QUESTION.- Monsieur le Président, à l'occasion de votre dernière visite à Prague, vous avez reçu un groupe de dissidents, parmi eux, l'homme qui est aujourd'hui le Président de la République. C'était un tournant pour la dissidence. En Tchécoslovaquie, c'était un coup dur pour le régime totalitaire. Deux années se sont écoulées, comment voyez-vous aujourd'hui la situation en Tchécoslovaquie ?
- LE PRESIDENT.- Pour revenir sur le passé, lorsque j'ai répondu favorablement à l'invitation qui m'avait été faite par le gouvernement, par le Président de l'époque, j'avais posé comme condition à mon acceptation la possibilité pour moi de rencontrer un certain nombre d'opposants et de dissidents, en particulier certains de ceux qui avaient été arrêtés et mis en prison. Parmi eux, l'un des plus notoires était M. Vaclav Havel. Je garde un souvenir précis de ce petit déjeuner, de ce qui m'a été dit et du rayonnement des personnalités que j'ai rencontrées en cette circonstance.
- On sentait déjà à Prague, l'évolution profonde des esprits. Mais on ne pouvait pas penser que les choses se feraient si vite et avec tant de maîtrise de la part des nouveaux dirigeants.
- Retrouver le Président Vaclav Havel dans ces conditions, maintenant, en cette visite d'Etat où il me recevra et où j'aurai l'honneur d'être l'hôte à la fois du Président et du peuple tchécoslovaque, c'est pour moi un moment émouvant et important.

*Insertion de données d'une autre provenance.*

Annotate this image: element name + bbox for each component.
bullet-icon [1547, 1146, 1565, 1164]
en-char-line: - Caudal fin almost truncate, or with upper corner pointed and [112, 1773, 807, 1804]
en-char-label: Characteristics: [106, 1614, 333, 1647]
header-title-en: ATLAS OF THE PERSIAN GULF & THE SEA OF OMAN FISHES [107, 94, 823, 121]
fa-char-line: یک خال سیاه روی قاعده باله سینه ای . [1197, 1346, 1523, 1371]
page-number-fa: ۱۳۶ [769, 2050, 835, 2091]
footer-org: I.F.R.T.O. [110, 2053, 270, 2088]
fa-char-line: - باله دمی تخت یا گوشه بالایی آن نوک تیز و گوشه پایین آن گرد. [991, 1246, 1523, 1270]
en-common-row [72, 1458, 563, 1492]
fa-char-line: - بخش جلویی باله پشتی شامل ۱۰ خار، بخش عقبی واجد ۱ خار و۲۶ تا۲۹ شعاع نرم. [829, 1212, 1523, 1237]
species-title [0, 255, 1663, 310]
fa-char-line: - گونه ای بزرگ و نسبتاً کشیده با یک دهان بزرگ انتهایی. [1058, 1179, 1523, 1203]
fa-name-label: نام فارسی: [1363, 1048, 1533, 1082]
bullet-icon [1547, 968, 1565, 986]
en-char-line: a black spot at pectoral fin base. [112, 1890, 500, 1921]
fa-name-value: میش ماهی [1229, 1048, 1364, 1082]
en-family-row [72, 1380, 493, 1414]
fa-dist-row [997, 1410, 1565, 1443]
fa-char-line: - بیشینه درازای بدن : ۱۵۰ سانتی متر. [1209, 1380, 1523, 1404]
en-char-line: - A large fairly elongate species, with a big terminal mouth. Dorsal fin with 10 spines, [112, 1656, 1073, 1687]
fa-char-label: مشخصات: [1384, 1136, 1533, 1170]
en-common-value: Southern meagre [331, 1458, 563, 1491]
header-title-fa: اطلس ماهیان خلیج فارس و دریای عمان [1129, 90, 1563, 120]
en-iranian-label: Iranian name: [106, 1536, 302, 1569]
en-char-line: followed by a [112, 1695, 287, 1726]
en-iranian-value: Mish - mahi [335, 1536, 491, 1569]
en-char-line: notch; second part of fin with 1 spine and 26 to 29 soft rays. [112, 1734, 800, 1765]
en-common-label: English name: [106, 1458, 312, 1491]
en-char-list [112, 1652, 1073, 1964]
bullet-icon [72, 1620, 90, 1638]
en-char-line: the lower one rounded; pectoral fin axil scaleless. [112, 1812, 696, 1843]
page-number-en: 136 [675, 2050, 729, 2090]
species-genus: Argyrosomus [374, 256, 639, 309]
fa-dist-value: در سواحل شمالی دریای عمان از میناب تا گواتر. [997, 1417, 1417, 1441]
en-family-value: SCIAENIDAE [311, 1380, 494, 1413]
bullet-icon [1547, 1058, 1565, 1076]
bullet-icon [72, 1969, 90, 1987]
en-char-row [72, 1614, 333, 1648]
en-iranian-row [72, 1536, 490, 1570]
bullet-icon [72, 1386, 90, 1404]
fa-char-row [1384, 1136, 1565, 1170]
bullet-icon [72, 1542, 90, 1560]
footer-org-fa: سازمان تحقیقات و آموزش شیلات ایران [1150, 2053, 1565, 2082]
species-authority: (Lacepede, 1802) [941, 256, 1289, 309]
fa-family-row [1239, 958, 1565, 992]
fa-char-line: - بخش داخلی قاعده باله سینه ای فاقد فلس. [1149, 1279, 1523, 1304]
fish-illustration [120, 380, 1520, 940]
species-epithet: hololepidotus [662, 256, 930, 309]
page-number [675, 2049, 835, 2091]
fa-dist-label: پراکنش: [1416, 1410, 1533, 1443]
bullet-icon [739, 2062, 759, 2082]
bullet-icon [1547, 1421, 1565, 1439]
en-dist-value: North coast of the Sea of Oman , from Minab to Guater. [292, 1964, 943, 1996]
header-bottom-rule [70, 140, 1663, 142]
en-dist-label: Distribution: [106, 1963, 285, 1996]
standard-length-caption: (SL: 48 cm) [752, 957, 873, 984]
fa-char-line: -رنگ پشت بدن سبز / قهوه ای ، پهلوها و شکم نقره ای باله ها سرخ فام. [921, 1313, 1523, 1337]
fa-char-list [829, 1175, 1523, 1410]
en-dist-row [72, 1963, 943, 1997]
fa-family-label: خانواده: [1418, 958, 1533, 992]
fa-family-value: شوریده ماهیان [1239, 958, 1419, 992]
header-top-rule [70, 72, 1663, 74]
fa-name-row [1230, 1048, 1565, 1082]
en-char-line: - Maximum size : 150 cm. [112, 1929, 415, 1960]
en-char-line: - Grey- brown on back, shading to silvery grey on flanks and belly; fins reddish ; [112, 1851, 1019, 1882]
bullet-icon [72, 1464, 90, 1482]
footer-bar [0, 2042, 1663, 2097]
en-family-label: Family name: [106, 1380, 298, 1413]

- La Tchécoslovaquie et la France ont une tradition d'amitié. On ne peut pas en rester aux moments douloureux que nous avons vécus et dans lesquels la France d'avant-guerre porte une part de responsabilité. Mais je crois pouvoir dire qu'aujourd'hui les dirigeants des deux pays sont décidés à avancer d'un pas sûr vers un avenir d'amitié et de coopération.\
QUESTION.- De nos jours, en Europe, une partie de l'Europe construit à grande allure son unité économique, l'union politique £ tandis que dans l'autre, les structures de coopération internationale se sont écroulées. Où voyez-vous la place, monsieur le Président, de pays comme le nôtre qui s'efforce à s'intégrer à l'Europe dans cette situation ?
- LE PRESIDENT.- Je vois une reconstruction et des accords sur deux plans. Le premier plan, vous venez de le décrire : tandis que la Communauté des Douze se renforce chaque jour - 340 millions d'habitants, la première puissance commerciale du monde et d'extrêmes possibilités dans le présent et pour un avenir prochain - on voit en effet les pays de l'Europe centrale et orientale échapper désormais - ils s'en réjouissent - à toute tutelle, mais se retrouver ainsi isolés. Je pense donc qu'il est très important, et cela se fait, que la Tchécoslovaquie comme les autres, puisse passer un certain nombre de contrats et de traités de coopération avec l'Europe communautaire. Je travaillerai de mon côté à ce que l'Europe communautaire puisse s'ouvrir très largement pour offrir à la Tchécoslovaquie de nouvelles perspectives.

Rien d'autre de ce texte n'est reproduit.